No tiene nada que ver el manantial con la estructura. Podría ser un buen año de lluvias en todo el valle, pero si no arreglaban la canalización, las cuatro casitas del pueblacho continuarían sin agua, y seguiría habiendo que ir a buscarla a otros valles. Y si no acondicionaban la maltrecha carreterita que pasaba a dos kilómetros, a la menor nevada se quedarían otra vez asilados. Lo que pasa es que seguían ahí los que pensaban que mejor así, que para qué recibir visitas si solos vivían tan a gusto y tan tranquilos, además, a saber los que vinieran lo que se podrían llevar.

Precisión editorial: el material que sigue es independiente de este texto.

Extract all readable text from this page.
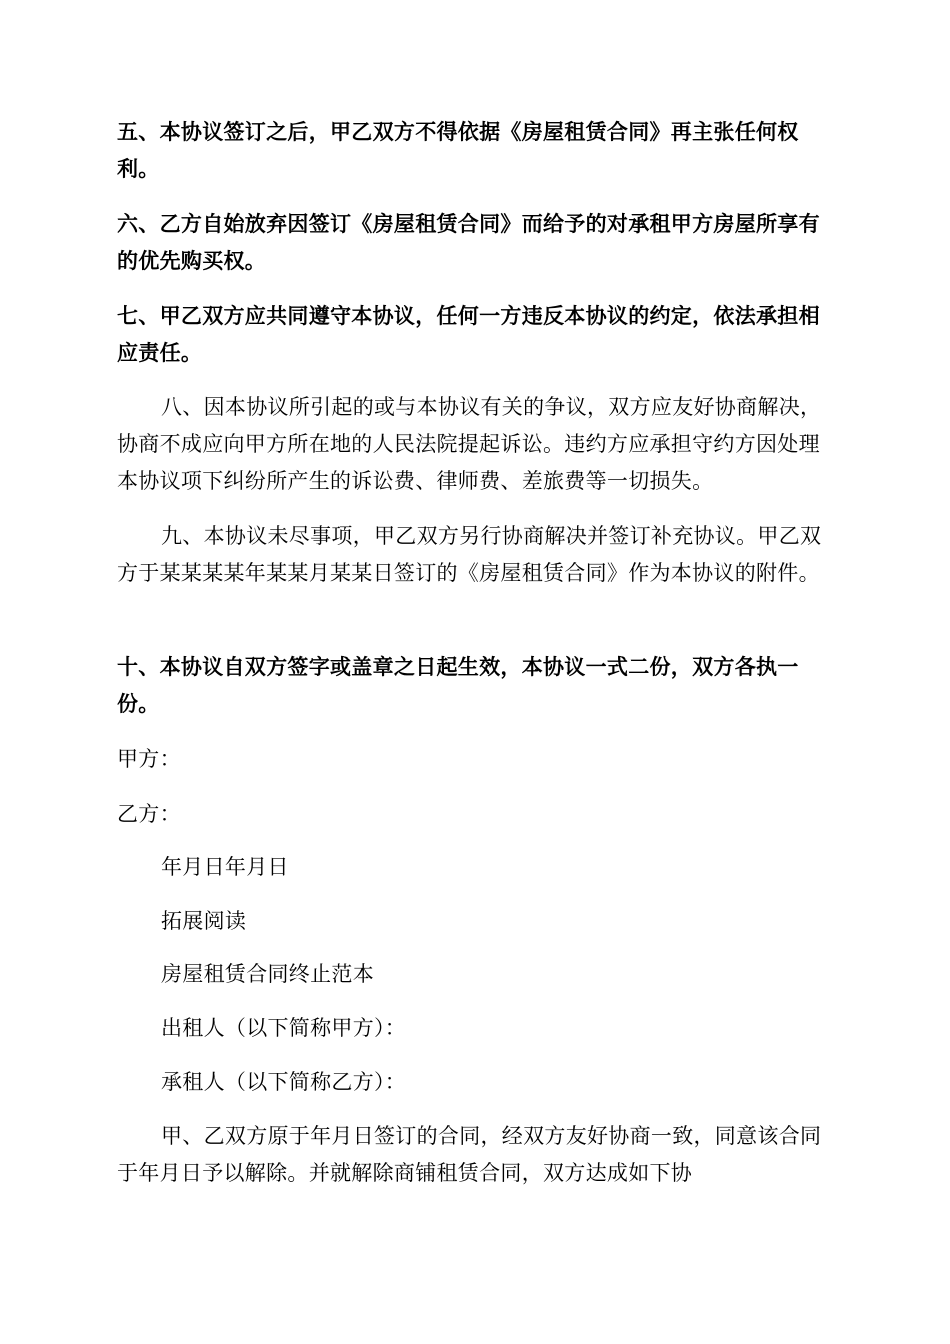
五、本协议签订之后，甲乙双方不得依据《房屋租赁合同》再主张任何权利。

六、乙方自始放弃因签订《房屋租赁合同》而给予的对承租甲方房屋所享有的优先购买权。

七、甲乙双方应共同遵守本协议，任何一方违反本协议的约定，依法承担相应责任。

八、因本协议所引起的或与本协议有关的争议，双方应友好协商解决，协商不成应向甲方所在地的人民法院提起诉讼。违约方应承担守约方因处理本协议项下纠纷所产生的诉讼费、律师费、差旅费等一切损失。

九、本协议未尽事项，甲乙双方另行协商解决并签订补充协议。甲乙双方于某某某某年某某月某某日签订的《房屋租赁合同》作为本协议的附件。

十、本协议自双方签字或盖章之日起生效，本协议一式二份，双方各执一份。

甲方：

乙方：

年月日年月日

拓展阅读

房屋租赁合同终止范本

出租人（以下简称甲方）：

承租人（以下简称乙方）：

甲、乙双方原于年月日签订的合同，经双方友好协商一致，同意该合同于年月日予以解除。并就解除商铺租赁合同，双方达成如下协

Se fueron ya los que en su día propusieron transformar el pueblo: hacer un hotelito o una casa rural, un sendero bien señalizado que recorriera toda la montaña, convertir la antigua cambera en una pista para trineos, que viniera la gente, lo disfrutara y dejaran unos dinerillos. Así podrían arreglar la escuela, adecentar las viviendas y pavimentar la plaza, rehabilitar la fuente. No hubo manera de convencer ni al alcalde ni a sus fieles, así que desistieron y se marcharon. Como pretendieran cortarles la salida, treparon monte arriba y buscaron otros parajes más abiertos, otros sitios más prósperos.
“Pues mejor, y que no vuelvan”, sentenciaron los dueños de su aldeano feudo, de sus vacas hambrientas, de sus pollos sedientos. Se vive muy bien siendo cabeza de ratón, mandando en tu casa, aunque ya sólo mandes sobre dos, y dentro de poco te quede mandar sobre las sillas y los muebles, antes de que se deshagan de puro rancio. No se movían y no había forma de moverles. Afortunadamente, creían ellos, nadie iba a pasar por allí, no fuera que vinieran a contarles patrañas de cómo había crecido y lo bien que vivían en el pueblo de al lado, ese que hace dos años no era más que una ermita, y ahora además de iglesia tenía biblioteca y polideportivo.
Allí se quedaron los irreductibles con su estructura y su poder, orgullosos de haber resistido las embestidas de los que osaron echarles de su casa. Que años llevaban guardándo y preservando su parcela con celo, y por nada se la iban a quitar, qué se habrían creído esos venidos a más. Así el recóndito pueblecito de la ladera se iría quedando en pueblucho abandonado, los matojos crecerían y se comerían el otrora frondoso bosque, ya no se verían más animales que las ratas y algún que otro buitre que merodeara a ver qué novedades había por ahí. Ni suerte ni futuro, pero ellos siempre le echarían la culpa al mal tiempo. Aunque ese año hubiera llovido a mares.
Por mucho que crezcan arroyos y se llenen las pozas, ya fluya agua fresca y cristalina, si no se limpia la fuente no va a salir gota, porque en el caño se acumula la mugre y termina haciéndose costra. Una costra unida, que jamás será vencida, pero seguirá abandonada a sí misma, lejos todas las contiendas y perdiendo todas las oportunidades.